Is there a similar new object for an integer point or size? If not, I'll just use System.Drawing - but that kinda seems like a minor mix of two platforms that ought not to me mixed.

Anyway, what do you think about this?

+2  A: 

The drawing primitives in WPF store all measurements/locations values in doubles - apparently all except Int32Rect, as you pointed out. The reasoning behind this design is due to how WPF is not bound directly from pixel-to-display - it uses "device independent pixels" (DIPs) which can be scaled for whatever device on which it is being rendered. This gives WPF the ability to scale and translate everything that it is displaying very easily.

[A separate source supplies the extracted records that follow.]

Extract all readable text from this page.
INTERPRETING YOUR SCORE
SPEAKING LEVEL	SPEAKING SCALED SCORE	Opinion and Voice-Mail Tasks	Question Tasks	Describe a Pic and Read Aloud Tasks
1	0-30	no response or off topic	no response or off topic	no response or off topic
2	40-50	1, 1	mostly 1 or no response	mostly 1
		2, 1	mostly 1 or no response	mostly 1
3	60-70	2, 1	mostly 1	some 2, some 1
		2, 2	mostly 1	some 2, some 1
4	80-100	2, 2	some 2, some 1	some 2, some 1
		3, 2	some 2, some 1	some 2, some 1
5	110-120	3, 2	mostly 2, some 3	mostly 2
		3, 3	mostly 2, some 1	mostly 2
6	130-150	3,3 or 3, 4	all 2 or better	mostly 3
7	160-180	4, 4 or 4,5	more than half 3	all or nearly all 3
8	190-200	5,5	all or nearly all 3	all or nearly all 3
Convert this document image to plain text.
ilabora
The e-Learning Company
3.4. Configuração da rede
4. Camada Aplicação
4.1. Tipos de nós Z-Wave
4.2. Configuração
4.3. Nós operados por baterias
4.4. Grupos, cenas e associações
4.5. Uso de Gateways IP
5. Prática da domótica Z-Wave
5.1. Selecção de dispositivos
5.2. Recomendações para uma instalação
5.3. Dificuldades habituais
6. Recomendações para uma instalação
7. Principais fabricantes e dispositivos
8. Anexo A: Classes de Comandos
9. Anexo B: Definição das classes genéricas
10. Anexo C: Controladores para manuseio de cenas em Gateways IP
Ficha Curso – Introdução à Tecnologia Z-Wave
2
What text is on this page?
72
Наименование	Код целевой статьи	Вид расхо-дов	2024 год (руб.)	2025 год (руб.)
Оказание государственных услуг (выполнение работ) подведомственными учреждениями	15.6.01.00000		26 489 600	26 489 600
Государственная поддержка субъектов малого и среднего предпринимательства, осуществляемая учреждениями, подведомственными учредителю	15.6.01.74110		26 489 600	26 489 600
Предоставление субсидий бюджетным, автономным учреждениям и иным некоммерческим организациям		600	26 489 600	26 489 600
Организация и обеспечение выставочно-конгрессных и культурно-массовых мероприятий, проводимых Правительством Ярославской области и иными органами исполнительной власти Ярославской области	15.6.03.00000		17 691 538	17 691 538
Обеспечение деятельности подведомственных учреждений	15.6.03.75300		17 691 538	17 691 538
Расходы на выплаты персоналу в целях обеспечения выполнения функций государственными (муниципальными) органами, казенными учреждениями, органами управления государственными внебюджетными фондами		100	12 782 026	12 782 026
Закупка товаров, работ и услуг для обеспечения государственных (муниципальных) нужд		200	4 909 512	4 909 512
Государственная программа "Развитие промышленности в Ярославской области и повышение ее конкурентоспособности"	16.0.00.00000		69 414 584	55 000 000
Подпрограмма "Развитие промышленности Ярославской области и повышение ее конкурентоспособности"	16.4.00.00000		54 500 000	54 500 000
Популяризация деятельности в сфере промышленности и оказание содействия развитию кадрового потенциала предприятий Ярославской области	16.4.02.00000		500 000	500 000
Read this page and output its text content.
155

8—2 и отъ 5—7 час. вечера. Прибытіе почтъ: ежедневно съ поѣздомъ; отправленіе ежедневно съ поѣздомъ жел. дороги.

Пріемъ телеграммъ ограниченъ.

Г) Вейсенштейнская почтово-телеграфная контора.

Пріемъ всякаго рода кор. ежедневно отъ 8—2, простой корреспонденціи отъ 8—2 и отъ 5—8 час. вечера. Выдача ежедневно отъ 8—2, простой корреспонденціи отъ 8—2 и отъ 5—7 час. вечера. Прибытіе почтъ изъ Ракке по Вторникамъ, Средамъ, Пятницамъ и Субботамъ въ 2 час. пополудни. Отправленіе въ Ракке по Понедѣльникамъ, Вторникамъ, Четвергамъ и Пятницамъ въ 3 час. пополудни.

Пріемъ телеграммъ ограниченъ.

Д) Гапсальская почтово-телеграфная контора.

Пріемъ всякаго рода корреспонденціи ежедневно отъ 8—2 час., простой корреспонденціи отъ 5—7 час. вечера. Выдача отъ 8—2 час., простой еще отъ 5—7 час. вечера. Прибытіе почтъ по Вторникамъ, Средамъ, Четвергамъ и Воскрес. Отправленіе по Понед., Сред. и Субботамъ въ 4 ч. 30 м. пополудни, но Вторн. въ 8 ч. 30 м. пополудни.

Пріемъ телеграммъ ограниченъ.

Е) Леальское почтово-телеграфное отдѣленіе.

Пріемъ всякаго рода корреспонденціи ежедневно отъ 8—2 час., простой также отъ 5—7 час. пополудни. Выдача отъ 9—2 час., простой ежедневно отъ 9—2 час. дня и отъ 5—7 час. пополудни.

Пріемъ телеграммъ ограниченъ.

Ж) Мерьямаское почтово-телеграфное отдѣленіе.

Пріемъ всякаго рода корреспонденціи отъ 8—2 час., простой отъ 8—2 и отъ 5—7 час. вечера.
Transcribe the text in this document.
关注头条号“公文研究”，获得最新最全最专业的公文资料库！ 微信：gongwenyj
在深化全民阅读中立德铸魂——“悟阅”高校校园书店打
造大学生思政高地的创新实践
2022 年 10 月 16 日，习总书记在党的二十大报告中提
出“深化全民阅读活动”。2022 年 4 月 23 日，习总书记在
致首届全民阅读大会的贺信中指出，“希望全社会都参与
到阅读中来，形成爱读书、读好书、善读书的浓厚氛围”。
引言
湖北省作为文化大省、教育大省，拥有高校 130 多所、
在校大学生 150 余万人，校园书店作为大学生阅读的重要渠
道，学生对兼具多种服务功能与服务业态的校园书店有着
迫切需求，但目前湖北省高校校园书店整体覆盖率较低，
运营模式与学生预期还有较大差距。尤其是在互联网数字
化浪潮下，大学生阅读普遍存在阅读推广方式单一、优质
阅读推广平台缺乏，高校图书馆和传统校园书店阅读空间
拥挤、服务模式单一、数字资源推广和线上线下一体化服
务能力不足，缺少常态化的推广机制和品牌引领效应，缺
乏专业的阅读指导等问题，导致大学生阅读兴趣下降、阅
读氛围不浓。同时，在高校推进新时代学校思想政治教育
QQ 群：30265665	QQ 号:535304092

As for System.Windows.Int32Rect, the only place I see it being used inside the API is for capturing and cropping pixels. This makes sense - when doing a screen capture, you're wanting to get exactly the pixels that are currently displayed on the device.

James Kolpack
This makes sense. I was hoping they would make a simple Int32Point as well, for similar purposes. There are times when integers are all you need --- and when you are dealing with only whole numbers, floating-point values will actually damage your accuracy since they are never the exact number you want.
Giffyguy
I should add that this is for code-behind functions, not display stuff. I'm not working in an area where DIPs mean anything to me, so all of the floating-based UI libraries aren't really suited for what I'm trying to create purely in memory.